Jason Momoa plays Ray, a devoted husband who’s understandably angry when a promising experimental drug is pulled from the market, sentencing his wife (in the hospital, suffering from cancer) to death. When Ray hears wind of a bribery scandal involving the pharma company that halted the treatment, he sees an opportunity to take out his grief on the men and women responsible. But when he goes to meet a journalist about the news, his daughter (Merced) trails him. After that, their fates are tied.
Merced had already showed her action chops before she was Dora, in “Sicario: Day of the Soldado.” And in “Instant Family,” she showed us she was capable of family drama. “Dora and the Lost City of Gold” was just proof she could be the star. After “Sweet Girl,” Merced is about four years from being cast as Lara Croft or Jean Grey or some other badass female action hero, and I am totally on board. She learned multiple fighting styles, including wrestling and jiu jitsu, in order to prepare for her fight scenes. This movie was her time to shine. If you’ve been underestimating Isabela Merced, now’s the time to stop. Despite the odds, Jason Momoa finds a way to look like an everyman when he wants to. As striking as his features are, he can still play grieving husband (and not just underwater superhero). I respect him for that. Unfortunately, “Sweet Girl” calls on him to read off sanctimonious voiceover narration and generally be the kind of #GirlDad you only see in movies. It pulls you out of the movie.

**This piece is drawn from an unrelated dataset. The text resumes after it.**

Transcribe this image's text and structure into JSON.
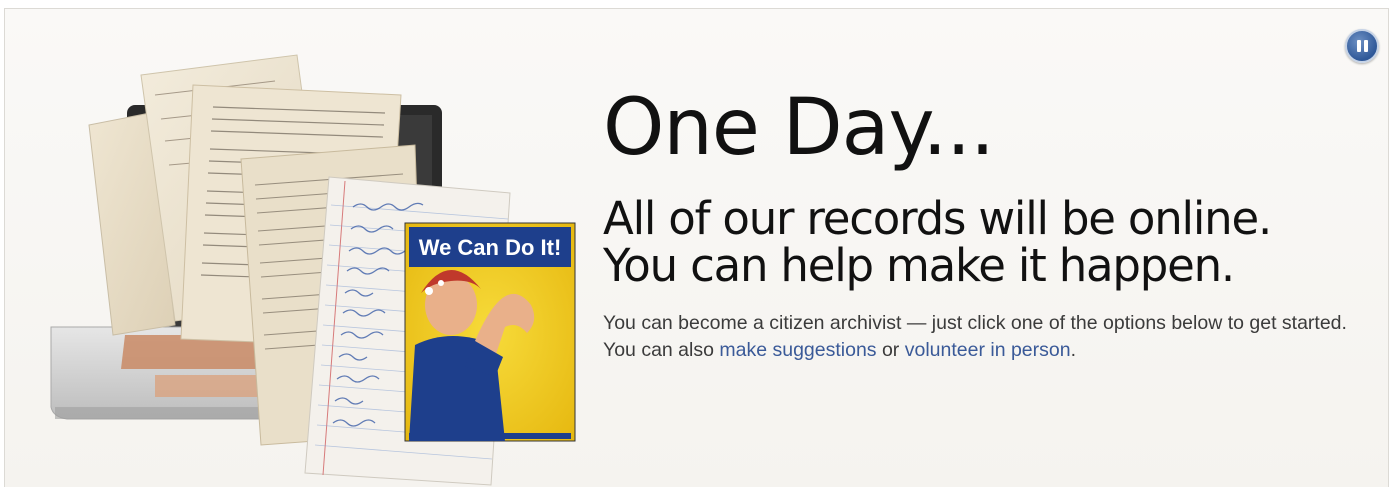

It’s not Momoa’s fault. The team of writers includes one guy whose only other credit is “Without Remorse” (the Michael B. Jordan-starring Tom Clancy adaptation) and another who helped write “The Book of Henry” (AKA the movie so bad it got director Colin Trevorrow pulled from a “Star Wars” movie). “Sweet Child” uses a lazy healthcare premise to tug heartstrings from the start. Nothing is more tragic than cancer. But with any discernment you can see the writers are just trying to trick you into a false sense of sorrow, to get you feeling sorry for the main characters. Sometimes that works, but the more you see it the less effective it is. It’s been a couple decades since “John Q,” and we’ve seen our share of cancer as a cheap jumping point for an emotional movie. And then there’s the big twist, toward the end, that completely defies logic. If it was meant to stun viewers into forgetting the bad writing leading up to it, it didn’t work. Instead, it was an eyeroll moment that summed up everything that had gone wrong leading up to it. The best action movies keep the basis simple, and string together their fight sequences with just the bare minimum amount of talking. “Sweet Girl” missed that day in action movie school, I guess.